Une nouvelle attaque armée a plongé la région de l’Ituri dans l’effroi. Dans la nuit du mercredi 11 au jeudi 12 mars, le carré minier de Mutchatcha, situé dans le territoire de Mambasa, a été violemment pris pour cible par des hommes armés non identifiés. Les assaillants ont semé la mort et la désolation dans cette zone stratégique, à environ 165 kilomètres au sud-ouest de Bunia. L’événement confirme la persistance d’une insécurité Mambasa endémique qui mine le développement de la province.
Selon les premiers éléments rapportés par la coordination provinciale de la Société civile forces vives de l’Ituri, le bilan humain est lourd, bien que toujours provisoire. Plusieurs personnes auraient perdu la vie lors de cette incursion nocturne. Les dégâts matériels sont, quant à eux, considérables. Les habitations des populations locales n’ont pas été épargnées, plusieurs d’entre elles ayant été réduites en cendres par les flammes. Le spectre de la violence s’est également abattu sur une base abritant des exploitants d’or chinois opérant dans la zone, laquelle a été spécifiquement visée et vandalisée.
Dieudonné Lossa, coordonnateur de la société civile en Ituri, a livré un témoignage accablant. « Des hommes armés non autrement identifiés ont fait incursion à Mutchatcha et auraient tué plusieurs personnes. Plusieurs maisons sont parties en fumée, notamment la base de Chinois qui exploitent l’or dans cette partie du territoire », a-t-il déclaré. Cette attaque Mutchatcha ciblant directement l’exploitation or chinois Ituri soulève de sérieuses questions sur la sécurité des investissements et des travailleurs dans ce carré minier Ituri réputé. Comment une telle violence peut-elle encore frapper en plein cœur d’une zone d’activité économique ?
La situation sur le terrain demeure extrêmement confuse et volatile. Au moment où la société civile Ituri a pu alerter l’opinion, les assaillants étaient toujours signalés dans les environs immédiats de la zone attaquée.

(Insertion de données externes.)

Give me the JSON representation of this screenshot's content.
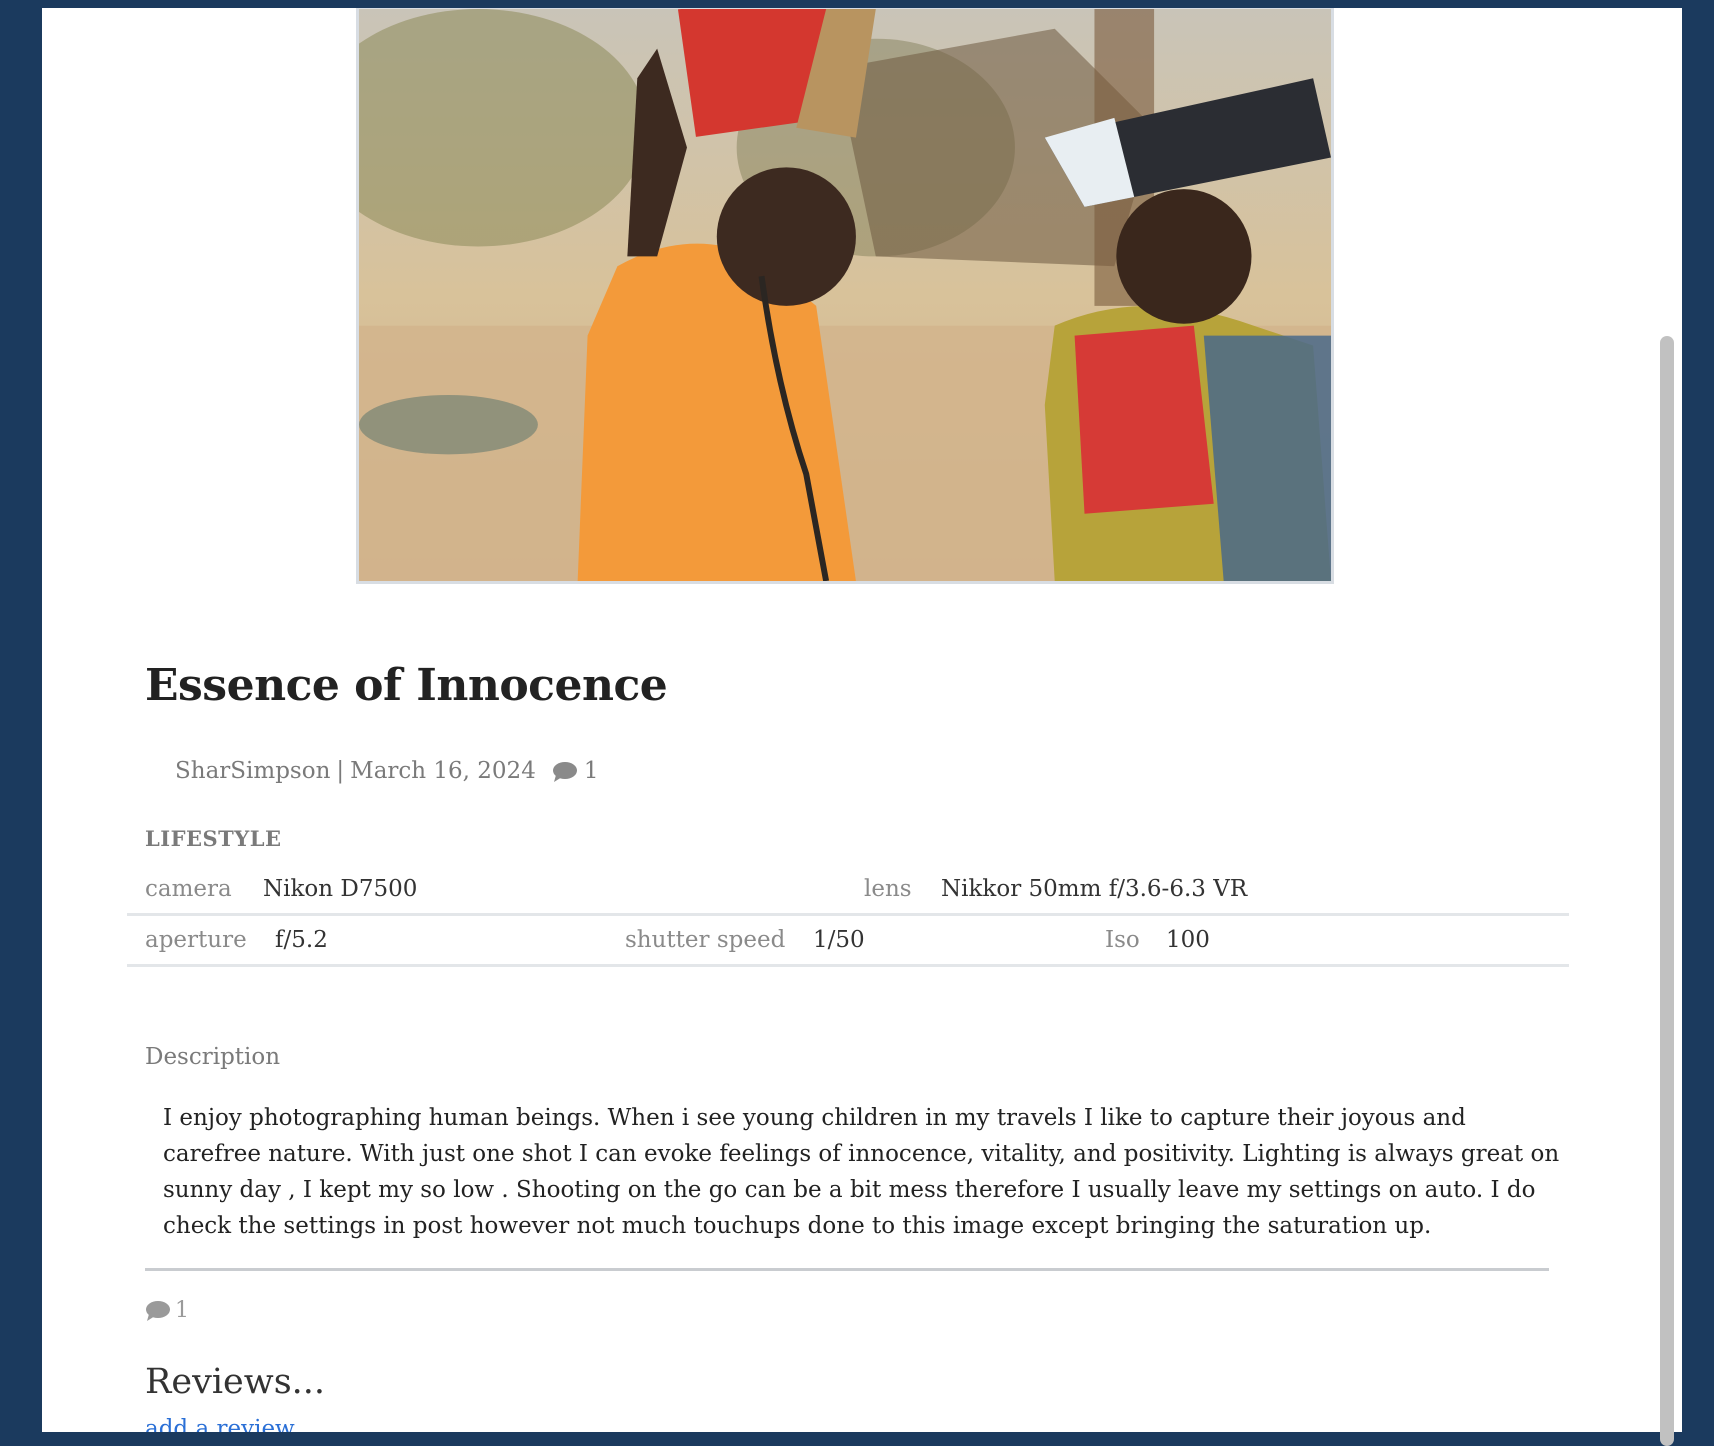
{
  "post": {
    "title": "Essence of Innocence",
    "author": "SharSimpson",
    "separator": "|",
    "date": "March 16, 2024",
    "comment_count": "1",
    "category": "LIFESTYLE"
  },
  "specs": {
    "camera_label": "camera",
    "camera_value": "Nikon D7500",
    "lens_label": "lens",
    "lens_value": "Nikkor 50mm f/3.6-6.3 VR",
    "aperture_label": "aperture",
    "aperture_value": "f/5.2",
    "shutter_label": "shutter speed",
    "shutter_value": "1/50",
    "iso_label": "Iso",
    "iso_value": "100"
  },
  "description": {
    "label": "Description",
    "text": "I enjoy photographing human beings. When i see young children in my travels I like to capture their joyous and carefree nature. With just one shot I can evoke feelings of innocence, vitality, and positivity. Lighting is always great on sunny day , I kept my so low . Shooting on the go can be a bit mess therefore I usually leave my settings on auto. I do check the settings in post however not much touchups done to this image except bringing the saturation up."
  },
  "reviews": {
    "comment_count": "1",
    "heading": "Reviews...",
    "add_link": "add a review"
  },
  "icons": {
    "comment": "comment-bubble-icon"
  },
  "colors": {
    "page_background": "#1b3a5e",
    "link": "#2a6fd6",
    "muted_text": "#7a7a7a"
  }
}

Cette présence continue des agresseurs entrave considérablement l’accès aux lieux du drame, empêchant toute évaluation précise et définitive du bilan. Les habitants des chefferies voisines, terrifiés, n’ont pas encore pu se rendre sur place pour constater l’étendue des dégâts ou rechercher d’éventuels survivants. L’incertitude est totale, tant sur le nombre exact de victimes que sur l’ampleur des biens détruits.
Face à cette recrudescence de violence, la société civile lance un cri d’alarme et exige une réponse immédiate et ferme des autorités. Dieudonné Lossa a lancé un appel pressant : « Nous invitons l’autorité provinciale, à travers ses services spécialisés, à prendre des dispositions pour arrêter, une fois pour toutes, les massacres de la population civile, les pillages et les incendies des biens ». Cet appel résonne comme une demande de protection urgente pour des populations civiles prises en étau entre des groupes armés et une activité économique qui attire toutes les convoitises. Jusqu’où faudra-t-il attendre pour voir une action décisive des forces de l’ordre ?

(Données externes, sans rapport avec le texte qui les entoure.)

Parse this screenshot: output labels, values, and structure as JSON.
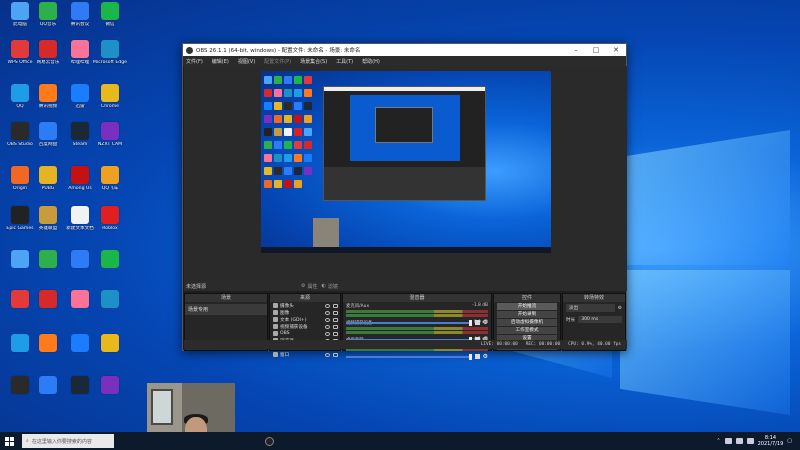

Pour l’heure, l’armée congolaise n’a pas officiellement confirmé les informations relatives à cette attaque. L’absence de communication des services de sécurité laisse planer un voile d’incertitude sur la gestion de cette crise. Cette attaque intervient dans un contexte sécuritaire déjà très dégradé dans la province de l’Ituri, où divers groupes armés sèment régulièrement la terreur. La vulnérabilité des sites miniers, sources de richesses mais aussi de conflits, est une fois de plus cruellement exposée. La région de Mambasa peut-elle retrouver un semblant de paix sans un déploiement sécuritaire robuste et une gouvernance minière transparente ?
Les événements de Mutchatcha rappellent avec amertume la fragilité de la paix dans l’est de la République Démocratique du Congo. Ils mettent en lumière les défis colossaux liés à la sécurisation des zones d’exploitation des ressources naturelles. La répétition de tels incidents menace non seulement la vie des citoyens mais aussi la stabilité économique de toute une région. La réponse des autorités provinciales et nationales sera scrutée à la loupe par une société civile et une population épuisées par des années de violence. L’heure n’est plus aux déclarations d’intention, mais à l’action concrète sur le terrain.